Directly querying DNS and checking for records
Querying SSL/TLS certificates for the domains the certificate covers
Using search engines or public resources to query for subdomains, some good sources include:
- Google
- Bing
- Yahoo
- Baidu: a Chinese search engine
- Virus Total: provides extensive information in addition to observed subdomains, which is a list of all subdomains it knows about.
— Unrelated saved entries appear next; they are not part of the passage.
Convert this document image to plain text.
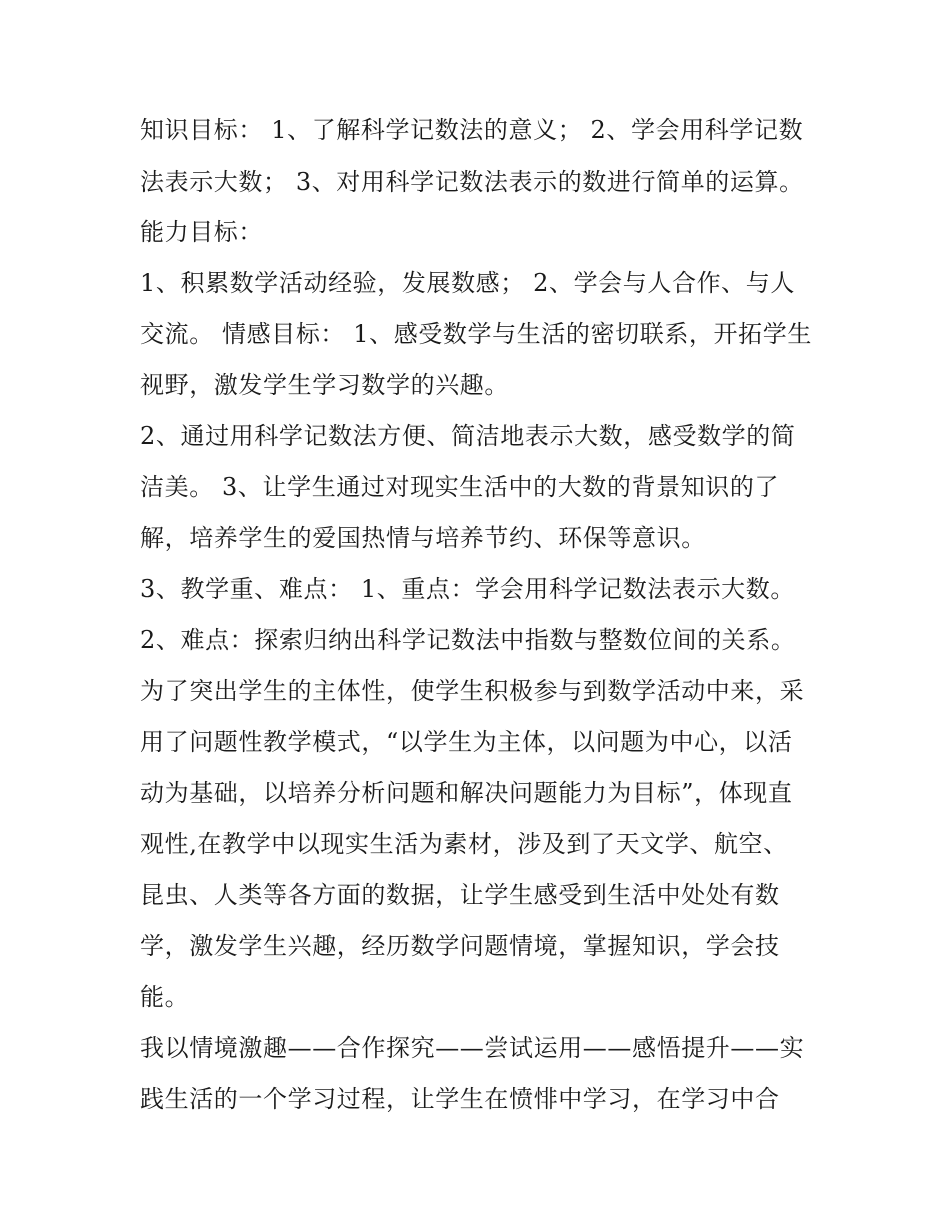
知识目标： 1、了解科学记数法的意义； 2、学会用科学记数
法表示大数； 3、对用科学记数法表示的数进行简单的运算。
能力目标：
1、积累数学活动经验，发展数感； 2、学会与人合作、与人
交流。 情感目标： 1、感受数学与生活的密切联系，开拓学生
视野，激发学生学习数学的兴趣。
2、通过用科学记数法方便、简洁地表示大数，感受数学的简
洁美。 3、让学生通过对现实生活中的大数的背景知识的了
解，培养学生的爱国热情与培养节约、环保等意识。
3、教学重、难点： 1、重点：学会用科学记数法表示大数。
2、难点：探索归纳出科学记数法中指数与整数位间的关系。
为了突出学生的主体性，使学生积极参与到数学活动中来，采
用了问题性教学模式，“以学生为主体，以问题为中心，以活
动为基础，以培养分析问题和解决问题能力为目标”，体现直
观性,在教学中以现实生活为素材，涉及到了天文学、航空、
昆虫、人类等各方面的数据，让学生感受到生活中处处有数
学，激发学生兴趣，经历数学问题情境，掌握知识，学会技
能。
我以情境激趣——合作探究——尝试运用——感悟提升——实
践生活的一个学习过程，让学生在愤悱中学习，在学习中合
- DNS Dumpster: a free domain research tool that can discover hosts related to a domain
- Censys.io: a security based search engine, the free tier provides 250 queries per month
- SearchDNS: allows you to query subdomains gives a domain name
- Shodan: an infrastructure based spider with an associated information caching database

While many of these are created for the purpose of subdomain enumeration, others such as Google Bing, Yahoo and Baidu index subdomains because that is part of their job.

Keep in mind these techniques will provide more accurate results, they can be much more involved to implement.